Une fondation pour positionner la Suisse sur des thèmes émergents

La Suisse doit renforcer sa position comme Etat hôte d’organisations internationales. Pour ...
Une fondation pour positionner la Suisse sur des thèmes émergents

Une fondation pour positionner la Suisse sur des thèmes émergents

Photo: KEYSTONE/SALVATORE DI NOLFI

La Suisse doit renforcer sa position comme Etat hôte d’organisations internationales. Pour l'y aider, le Conseil fédéral s'est accordé mercredi sur une enveloppe de 111,8 millions pour la période 2020-2023 et a approuvé la création d'une nouvelle fondation à Genève.

Baptisée 'Geneva Science and Diplomacy Anticipator', l'organisation doit établir Genève comme le lieu où sont discutées les nouvelles thématiques qui occuperont la scène mondiale ces prochaines décennies. Par exemple les avancées de la génétique modifiant les pratiques de la médecine et de l'agriculture ou l’impact de l’intelligence artificielle sur le travail.

La fondation doit également rapprocher le monde scientifique et le monde diplomatique. Elle sera présidée par l'ancien patron de Nestlé Peter Brabeck. L'ancien président de l'Ecole polytechnique fédérale de Lausanne Patrick Aebischer en sera le vice-président.

Le but est de mettre à disposition de la communauté internationale un instrument flexible permettant de catalyser le travail des organisations internationales pour traiter rapidement les thèmes de la diplomatie multilatérale du 21e siècle.'L'évolution technologique est si rapide qu'on a le sentiment que la politique n'arrive pas à suivre et à anticiper le cadre légal nécessaire', a expliqué M.Brabeck à la presse. Or l'anticipation est cruciale.

Soutien genevois

Cofondée par la Confédération et l’Etat de Genève, la fondation sera financée par le Département des affaires étrangères à hauteur de 3 millions de francs sur trois ans (phase pilote entre 2019 et 2022).
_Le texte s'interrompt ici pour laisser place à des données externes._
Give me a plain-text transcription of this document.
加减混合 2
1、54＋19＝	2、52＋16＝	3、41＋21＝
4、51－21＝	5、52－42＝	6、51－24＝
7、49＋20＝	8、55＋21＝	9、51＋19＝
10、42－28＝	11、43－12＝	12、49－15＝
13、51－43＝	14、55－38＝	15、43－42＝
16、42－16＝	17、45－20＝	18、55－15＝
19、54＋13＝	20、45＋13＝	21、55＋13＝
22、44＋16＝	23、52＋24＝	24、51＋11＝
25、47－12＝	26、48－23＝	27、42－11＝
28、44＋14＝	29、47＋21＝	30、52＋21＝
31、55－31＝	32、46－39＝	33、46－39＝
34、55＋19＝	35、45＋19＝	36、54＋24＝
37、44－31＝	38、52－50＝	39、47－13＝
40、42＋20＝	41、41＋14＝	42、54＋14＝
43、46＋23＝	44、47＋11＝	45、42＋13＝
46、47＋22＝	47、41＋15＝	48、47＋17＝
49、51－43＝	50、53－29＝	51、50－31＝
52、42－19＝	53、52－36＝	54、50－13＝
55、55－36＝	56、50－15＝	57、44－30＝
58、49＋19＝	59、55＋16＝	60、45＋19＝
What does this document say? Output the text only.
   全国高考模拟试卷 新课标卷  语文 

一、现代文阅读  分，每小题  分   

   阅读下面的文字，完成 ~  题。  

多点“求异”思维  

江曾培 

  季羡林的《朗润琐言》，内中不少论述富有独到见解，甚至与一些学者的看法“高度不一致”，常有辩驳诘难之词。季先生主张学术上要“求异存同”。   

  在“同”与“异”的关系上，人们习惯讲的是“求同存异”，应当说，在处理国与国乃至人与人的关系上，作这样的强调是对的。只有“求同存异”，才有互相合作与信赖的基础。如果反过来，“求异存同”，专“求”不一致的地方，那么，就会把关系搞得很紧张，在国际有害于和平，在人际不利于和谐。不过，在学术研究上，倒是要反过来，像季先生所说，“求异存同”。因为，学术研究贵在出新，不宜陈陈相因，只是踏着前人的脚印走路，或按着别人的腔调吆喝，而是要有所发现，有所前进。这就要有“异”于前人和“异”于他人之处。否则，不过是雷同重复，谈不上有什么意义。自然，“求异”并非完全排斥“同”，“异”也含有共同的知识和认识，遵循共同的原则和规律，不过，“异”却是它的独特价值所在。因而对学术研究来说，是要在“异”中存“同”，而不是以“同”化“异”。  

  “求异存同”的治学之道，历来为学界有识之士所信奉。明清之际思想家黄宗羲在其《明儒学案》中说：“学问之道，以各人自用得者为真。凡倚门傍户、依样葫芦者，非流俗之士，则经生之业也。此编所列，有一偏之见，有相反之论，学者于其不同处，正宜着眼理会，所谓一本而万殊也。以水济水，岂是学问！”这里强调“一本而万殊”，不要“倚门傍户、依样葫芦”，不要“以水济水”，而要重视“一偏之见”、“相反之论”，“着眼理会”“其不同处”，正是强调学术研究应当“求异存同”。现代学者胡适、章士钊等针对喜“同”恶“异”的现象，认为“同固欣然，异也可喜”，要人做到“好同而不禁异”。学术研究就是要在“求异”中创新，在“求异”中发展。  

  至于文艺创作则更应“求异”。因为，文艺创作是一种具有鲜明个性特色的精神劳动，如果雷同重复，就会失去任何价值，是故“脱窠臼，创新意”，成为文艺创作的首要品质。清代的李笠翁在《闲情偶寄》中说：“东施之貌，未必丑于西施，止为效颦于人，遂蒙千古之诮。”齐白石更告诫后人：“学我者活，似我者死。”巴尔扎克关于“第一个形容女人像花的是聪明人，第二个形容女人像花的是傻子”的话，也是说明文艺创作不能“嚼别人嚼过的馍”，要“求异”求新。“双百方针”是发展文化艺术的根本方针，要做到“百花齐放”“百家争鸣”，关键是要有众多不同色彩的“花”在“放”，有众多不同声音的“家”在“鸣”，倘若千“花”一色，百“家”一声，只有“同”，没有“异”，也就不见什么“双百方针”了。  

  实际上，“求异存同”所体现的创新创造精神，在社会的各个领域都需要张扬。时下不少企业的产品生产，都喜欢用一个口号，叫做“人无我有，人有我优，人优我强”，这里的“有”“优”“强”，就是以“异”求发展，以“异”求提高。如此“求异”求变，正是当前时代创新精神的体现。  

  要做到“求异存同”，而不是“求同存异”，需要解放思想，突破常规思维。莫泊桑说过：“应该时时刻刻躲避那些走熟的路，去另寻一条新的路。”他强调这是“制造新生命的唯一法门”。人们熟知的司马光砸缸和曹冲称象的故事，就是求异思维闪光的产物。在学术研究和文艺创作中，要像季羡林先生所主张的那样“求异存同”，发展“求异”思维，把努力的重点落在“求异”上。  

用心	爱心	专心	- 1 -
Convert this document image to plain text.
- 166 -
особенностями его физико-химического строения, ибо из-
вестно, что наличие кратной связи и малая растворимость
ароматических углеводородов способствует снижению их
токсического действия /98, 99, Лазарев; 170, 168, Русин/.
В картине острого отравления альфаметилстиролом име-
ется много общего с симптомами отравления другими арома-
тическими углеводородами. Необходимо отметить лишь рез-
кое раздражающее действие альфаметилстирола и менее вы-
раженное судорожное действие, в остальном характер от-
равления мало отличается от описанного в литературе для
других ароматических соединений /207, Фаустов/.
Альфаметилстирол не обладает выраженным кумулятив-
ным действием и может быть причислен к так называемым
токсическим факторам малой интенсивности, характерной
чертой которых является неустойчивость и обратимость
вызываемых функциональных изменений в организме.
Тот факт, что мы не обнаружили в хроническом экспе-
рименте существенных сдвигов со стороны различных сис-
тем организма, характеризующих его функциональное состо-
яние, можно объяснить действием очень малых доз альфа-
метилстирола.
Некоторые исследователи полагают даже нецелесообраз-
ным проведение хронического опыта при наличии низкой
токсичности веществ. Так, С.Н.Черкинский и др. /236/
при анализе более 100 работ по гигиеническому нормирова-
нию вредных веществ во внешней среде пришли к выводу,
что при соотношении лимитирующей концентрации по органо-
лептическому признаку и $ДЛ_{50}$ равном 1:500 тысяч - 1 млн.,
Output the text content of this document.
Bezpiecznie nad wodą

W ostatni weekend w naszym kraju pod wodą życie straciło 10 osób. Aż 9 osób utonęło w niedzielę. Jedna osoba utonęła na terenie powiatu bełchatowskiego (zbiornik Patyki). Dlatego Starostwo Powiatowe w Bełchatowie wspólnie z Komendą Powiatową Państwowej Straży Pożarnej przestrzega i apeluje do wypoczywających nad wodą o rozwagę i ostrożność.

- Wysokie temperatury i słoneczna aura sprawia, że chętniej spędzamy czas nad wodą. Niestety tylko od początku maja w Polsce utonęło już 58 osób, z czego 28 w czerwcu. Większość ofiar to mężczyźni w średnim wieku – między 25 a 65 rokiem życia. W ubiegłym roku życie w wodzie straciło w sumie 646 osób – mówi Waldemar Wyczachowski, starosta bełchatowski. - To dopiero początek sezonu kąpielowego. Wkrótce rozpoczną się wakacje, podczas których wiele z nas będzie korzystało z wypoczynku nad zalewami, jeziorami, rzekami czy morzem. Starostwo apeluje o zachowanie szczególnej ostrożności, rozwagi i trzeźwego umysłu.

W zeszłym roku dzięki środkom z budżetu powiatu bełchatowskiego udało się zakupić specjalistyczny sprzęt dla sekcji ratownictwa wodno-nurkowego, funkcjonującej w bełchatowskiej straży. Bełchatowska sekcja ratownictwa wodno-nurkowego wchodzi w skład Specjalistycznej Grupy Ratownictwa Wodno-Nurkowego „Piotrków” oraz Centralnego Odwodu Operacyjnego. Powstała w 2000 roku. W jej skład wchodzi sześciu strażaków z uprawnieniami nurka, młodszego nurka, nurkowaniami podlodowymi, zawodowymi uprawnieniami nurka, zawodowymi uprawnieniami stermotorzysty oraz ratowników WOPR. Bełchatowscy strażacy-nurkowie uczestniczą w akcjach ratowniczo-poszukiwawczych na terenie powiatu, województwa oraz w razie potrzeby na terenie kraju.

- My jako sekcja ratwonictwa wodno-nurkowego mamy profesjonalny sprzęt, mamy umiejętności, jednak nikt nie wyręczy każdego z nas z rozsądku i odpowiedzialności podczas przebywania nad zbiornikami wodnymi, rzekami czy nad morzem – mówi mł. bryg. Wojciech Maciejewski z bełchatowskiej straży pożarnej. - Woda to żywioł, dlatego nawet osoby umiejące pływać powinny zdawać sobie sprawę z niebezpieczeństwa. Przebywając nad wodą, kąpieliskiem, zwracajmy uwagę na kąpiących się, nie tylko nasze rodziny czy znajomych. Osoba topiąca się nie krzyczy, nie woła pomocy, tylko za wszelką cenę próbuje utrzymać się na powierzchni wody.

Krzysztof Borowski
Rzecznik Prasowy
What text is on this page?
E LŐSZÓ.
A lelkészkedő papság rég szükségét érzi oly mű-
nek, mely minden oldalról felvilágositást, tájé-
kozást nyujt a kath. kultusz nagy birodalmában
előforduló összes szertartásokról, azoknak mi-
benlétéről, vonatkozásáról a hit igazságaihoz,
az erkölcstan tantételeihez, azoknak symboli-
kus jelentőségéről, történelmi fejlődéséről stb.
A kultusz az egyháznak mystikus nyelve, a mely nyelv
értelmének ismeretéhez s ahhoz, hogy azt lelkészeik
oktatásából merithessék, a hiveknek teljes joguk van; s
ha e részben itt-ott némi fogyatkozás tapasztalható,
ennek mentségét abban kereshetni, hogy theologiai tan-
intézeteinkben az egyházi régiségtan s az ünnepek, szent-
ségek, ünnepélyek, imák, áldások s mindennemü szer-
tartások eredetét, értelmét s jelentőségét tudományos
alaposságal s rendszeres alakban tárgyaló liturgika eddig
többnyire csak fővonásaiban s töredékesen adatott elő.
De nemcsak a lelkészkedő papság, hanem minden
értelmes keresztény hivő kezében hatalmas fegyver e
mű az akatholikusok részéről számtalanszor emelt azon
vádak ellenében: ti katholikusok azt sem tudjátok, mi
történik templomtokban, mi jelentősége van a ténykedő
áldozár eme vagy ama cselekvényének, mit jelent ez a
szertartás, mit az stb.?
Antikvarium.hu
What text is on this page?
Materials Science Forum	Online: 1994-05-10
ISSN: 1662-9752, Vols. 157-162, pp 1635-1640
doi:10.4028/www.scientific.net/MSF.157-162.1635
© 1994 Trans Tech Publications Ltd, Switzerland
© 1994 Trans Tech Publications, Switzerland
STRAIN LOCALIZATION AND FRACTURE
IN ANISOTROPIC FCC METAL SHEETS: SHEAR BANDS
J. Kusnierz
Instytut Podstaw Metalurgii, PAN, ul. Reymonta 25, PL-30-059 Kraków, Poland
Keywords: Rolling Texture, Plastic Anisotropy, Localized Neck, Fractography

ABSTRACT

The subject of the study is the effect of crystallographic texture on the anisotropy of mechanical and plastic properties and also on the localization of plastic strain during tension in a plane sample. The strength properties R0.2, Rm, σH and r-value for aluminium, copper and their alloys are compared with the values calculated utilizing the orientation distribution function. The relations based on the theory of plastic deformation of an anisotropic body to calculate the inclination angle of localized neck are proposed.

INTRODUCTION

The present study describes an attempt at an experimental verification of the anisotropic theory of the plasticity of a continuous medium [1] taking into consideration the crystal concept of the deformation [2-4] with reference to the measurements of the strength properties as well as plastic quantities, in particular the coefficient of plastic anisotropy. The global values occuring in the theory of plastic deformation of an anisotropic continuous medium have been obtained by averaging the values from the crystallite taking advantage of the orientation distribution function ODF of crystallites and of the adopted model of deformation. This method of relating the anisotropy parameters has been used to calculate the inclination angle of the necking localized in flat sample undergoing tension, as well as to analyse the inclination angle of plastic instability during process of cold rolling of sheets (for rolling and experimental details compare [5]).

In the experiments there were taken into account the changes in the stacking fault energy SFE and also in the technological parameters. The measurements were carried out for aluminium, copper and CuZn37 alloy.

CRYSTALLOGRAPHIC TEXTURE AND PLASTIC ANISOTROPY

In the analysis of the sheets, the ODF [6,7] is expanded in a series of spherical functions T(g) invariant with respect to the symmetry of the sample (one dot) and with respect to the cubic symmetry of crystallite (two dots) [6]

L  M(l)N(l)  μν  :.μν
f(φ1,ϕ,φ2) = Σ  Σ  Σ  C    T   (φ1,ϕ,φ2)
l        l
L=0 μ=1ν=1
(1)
Sous réserve du feu vert de leurs parlements, le canton et la ville de Genève participeront également à hauteur de 300'000 francs chacun. Le mécénat apportera lui aussi une contribution.

Le Conseil fédéral a besoin d'autres moyens pour renforcer la compétitivité de la Suisse comme place d'accueil de la diplomatie internationale et multilatérale. Il demande au Parlement de prévoir au total à 111,8 millions de francs, soit un peu moins que les 117,2 millions pour la période 2016-2019.

Pas de 'think tanks' étrangers

Selon le gouvernement, les défis n'ont pas fondamentalement changé depuis 2013. L'actuelle stratégie sera donc poursuivie, moyennant quelques adaptations. La promotion de la Genève internationale et la communication sur le travail qui y est mené seront poursuivies, mais la volonté d’installer des' think tanks' étrangers à Genève est abandonnée.

De nouveaux objectifs seront ajoutés comme le soutien à la tenue de réunions diplomatiques visant à la résolution de crises ou l’amélioration des conditions-cadres pour les ONG. Le rôle de ces dernières est de plus en plus important dans le fonctionnement de la Genève internationale, justifie le gouvernement.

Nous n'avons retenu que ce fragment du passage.